Jackets & Company Campus Store saw that as a missed opportunity. The Montana State University Billings campus store gave their opening buy more publicity, and the results showed. Their Spring 2015 opening buy did 50% more sales than the previous year’s.
Campus Store Director Chad Schreier noted that MSU Billings is a largely non-traditional campus, so hosting an opening wholesale buy was important for the store to help students who missed the opportunity to sell their books at the end of term.
“I know a lot of stores don’t put a ton of emphasis on a wholesale buy, but at the end of the day we’re happy to provide that service to the students who missed out on the regular buy because they either can’t access the online store off campus or are working during the day for that normal buyback,” he says. “That’s the primary reason, and secondarily, the opportunity to pull extra commission in is always welcome.”
In an aggressive message strategy starting two weeks out from the buy, Chad and his staff set up several posters and table tents across campus and in dining halls.

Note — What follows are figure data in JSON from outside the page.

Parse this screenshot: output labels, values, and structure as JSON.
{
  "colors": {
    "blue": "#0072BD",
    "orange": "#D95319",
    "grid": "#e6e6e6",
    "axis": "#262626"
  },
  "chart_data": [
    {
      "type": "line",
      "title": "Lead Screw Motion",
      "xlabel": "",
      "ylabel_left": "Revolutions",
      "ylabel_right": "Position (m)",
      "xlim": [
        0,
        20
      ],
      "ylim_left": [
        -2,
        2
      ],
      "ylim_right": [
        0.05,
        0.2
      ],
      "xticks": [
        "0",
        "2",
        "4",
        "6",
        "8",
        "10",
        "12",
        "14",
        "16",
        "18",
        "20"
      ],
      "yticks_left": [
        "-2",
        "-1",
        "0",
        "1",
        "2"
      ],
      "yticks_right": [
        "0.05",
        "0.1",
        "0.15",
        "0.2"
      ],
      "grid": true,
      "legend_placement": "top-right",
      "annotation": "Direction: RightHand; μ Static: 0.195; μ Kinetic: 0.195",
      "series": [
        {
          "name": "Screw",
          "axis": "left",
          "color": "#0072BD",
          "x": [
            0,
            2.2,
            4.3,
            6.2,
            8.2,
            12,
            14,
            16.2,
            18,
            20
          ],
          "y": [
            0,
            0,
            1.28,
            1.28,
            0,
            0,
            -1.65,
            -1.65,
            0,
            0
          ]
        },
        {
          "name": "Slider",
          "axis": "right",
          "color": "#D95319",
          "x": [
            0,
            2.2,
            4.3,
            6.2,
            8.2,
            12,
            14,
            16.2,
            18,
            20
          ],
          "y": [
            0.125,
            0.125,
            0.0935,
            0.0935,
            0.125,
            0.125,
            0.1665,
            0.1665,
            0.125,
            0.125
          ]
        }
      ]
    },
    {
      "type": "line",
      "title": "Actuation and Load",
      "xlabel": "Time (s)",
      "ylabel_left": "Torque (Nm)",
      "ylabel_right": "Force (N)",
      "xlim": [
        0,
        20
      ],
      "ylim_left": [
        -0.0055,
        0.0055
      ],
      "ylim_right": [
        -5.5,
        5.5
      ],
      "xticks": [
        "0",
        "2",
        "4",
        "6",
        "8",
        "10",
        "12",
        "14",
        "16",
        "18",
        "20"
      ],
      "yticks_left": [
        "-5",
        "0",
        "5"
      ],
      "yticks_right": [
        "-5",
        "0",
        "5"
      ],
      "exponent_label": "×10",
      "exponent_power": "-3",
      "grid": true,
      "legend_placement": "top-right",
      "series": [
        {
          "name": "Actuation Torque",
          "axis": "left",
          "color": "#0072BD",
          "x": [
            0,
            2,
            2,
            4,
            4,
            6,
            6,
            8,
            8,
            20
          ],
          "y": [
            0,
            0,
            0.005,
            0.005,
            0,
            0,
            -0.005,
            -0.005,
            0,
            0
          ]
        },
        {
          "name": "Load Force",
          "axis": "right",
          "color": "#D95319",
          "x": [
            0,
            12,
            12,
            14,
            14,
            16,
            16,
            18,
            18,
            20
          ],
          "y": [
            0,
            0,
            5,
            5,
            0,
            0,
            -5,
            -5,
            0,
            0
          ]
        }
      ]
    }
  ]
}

The campus store also used regular social media posts and took advantage of the campus flatscreen network, which put notice of the buy into a rotation of slides in high-visibility, high-traffic areas throughout the university.
“When you order the posters and everything that was provided from MBS as part of your buyback package, you shouldn’t have any left over,” Chad says. “That was our goal — to get as much out there of the branded messaging as we have combined with as much digital exposure as possible; that provided us a very good return with that investment.”
Jackets & Co. also took advantage of its strong textbook reservation program enrollment and inserted flyers advertising the opening buy into boxes of reserved books.
Chad says the program’s success comes down to “a combination of advertising and location” that campus stores can all enjoy, especially if they take advantage of student staffers to manage social media and help spread advertising.
“Literally everything we did with this buy is something a student employee can do,” he says. “We allowed some of our student managers to own the advertising for this buyback, and it was fun to watch them make sure all the promos went out, and the messaging was done the way we wanted it.
“Don’t let something as simple as a winter buy get away from you because don’t have time to do it, we all have student resources and great op to give student employees some ownership of the store.”